North American male deer (also known as a buck or stag) usually weighs 60 to 130 kg (130 to 290 lb) but, in rare cases, bucks in excess of 159 kg (350 lb) have been recorded. Mature bucks over 400 pounds are recorded in the northernmost reaches of their native range, specifically, Minnesota and Ontario.  The female (doe) in North America usually weighs from 40 to 90 kg (88 to 200 lb).
 
 
Deer have dichromatic (two-color) vision with blue and yellow primaries; humans have trichromatic vision. Thus deer poorly distinguish the oranges and reds that stand out so well to humans. This makes it very convenient to use deer-hunter orange as a safety colour on caps and clothing to avoid accidental shootings during hunting seasons.
 
 
Males re-grow their antlers every year. About 1 in 10,000 females also have antlers, although this is usually associated with hermaphroditism. Bucks without branching antlers are often termed "Spikehorn", "spiked bucks", "spike bucks" or simply "spike". The spikes can be quite long or very short. Length and branching of antlers is determined by nutrition, age, and genetics. Rack growth tends to be very important from late spring till about a month before velvet sheds. During this time frame damage that may be done to the racks tends to be permanent. Healthy deer in some areas that are well fed can have eight-point branching antlers as yearlings (one and a half years old). The number of points, the length or thickness of the antlers are a general indication of age but cannot be relied upon for positive aging. A better indication of age is the length of the snout and the color of the coat, with older deer tending to have longer snouts and grayer coats.
 
 
White-tailed deer are generalists and can adapt to a wide variety of habitats.

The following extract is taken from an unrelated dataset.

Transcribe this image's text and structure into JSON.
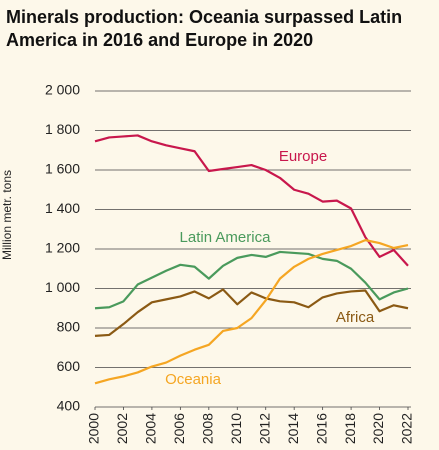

Although, most often thought of as forest animals depending on relatively small openings and edges, white-tailed deer can equally adapt themselves to life in more open prairie, savanna woodlands, and sage communities as in the Southwestern United States and northern Mexico.
 
 
Whitetail deer eat large varieties of food, commonly eating legumes and foraging on other plants, including shoots, leaves, cacti, and grasses. They also eat acorns, fruit, and corn. Their special stomach allows them to eat some things that humans cannot, such as mushrooms and poison ivy. Their diet varies by season according to availability of food sources. They will also eat hay, grass, white clover, and other food that they can find in a farm yard. Though almost entirely herbivorous, white-tailed deer have been known to opportunistically feed on nesting songbirds, field mice, and birds.
 
 
White-tailed deer communicate in many different ways using sounds, scent, body language, and marking. All white-tailed deer are capable of producing audible noises unique to each animal. Fawns release a high-pitched squeal, known as a bleat, to call out to their mothers. A doe makes maternal grunts when searching for her bedded fawns. Grunting produces a low, guttural sound that will attract the attention of any other deer in the area. Both does and bucks snort, a sound that often signals danger.
 
 
Whitetail deer can live up to 10 years in the wild and 20 years in captivity.
 

 

1 comment:

  1. Years ago, I grew up in Wisconsin. My first encounter with a whitetail was a mutual surprise: a loud huffy snort and the white flag
    tail-both of us running in opposite directions.
    In a canoe, they can be approached in the wild within a few feet, if you drift silently up to them. The woodland deer were a shade of gray,
    the tamarack swamp whitetails, a russet red.
    I was not a hunter, but appreciated these silent
    forest herbivores for their beauty, graceful leap and link to the pre-settlement past.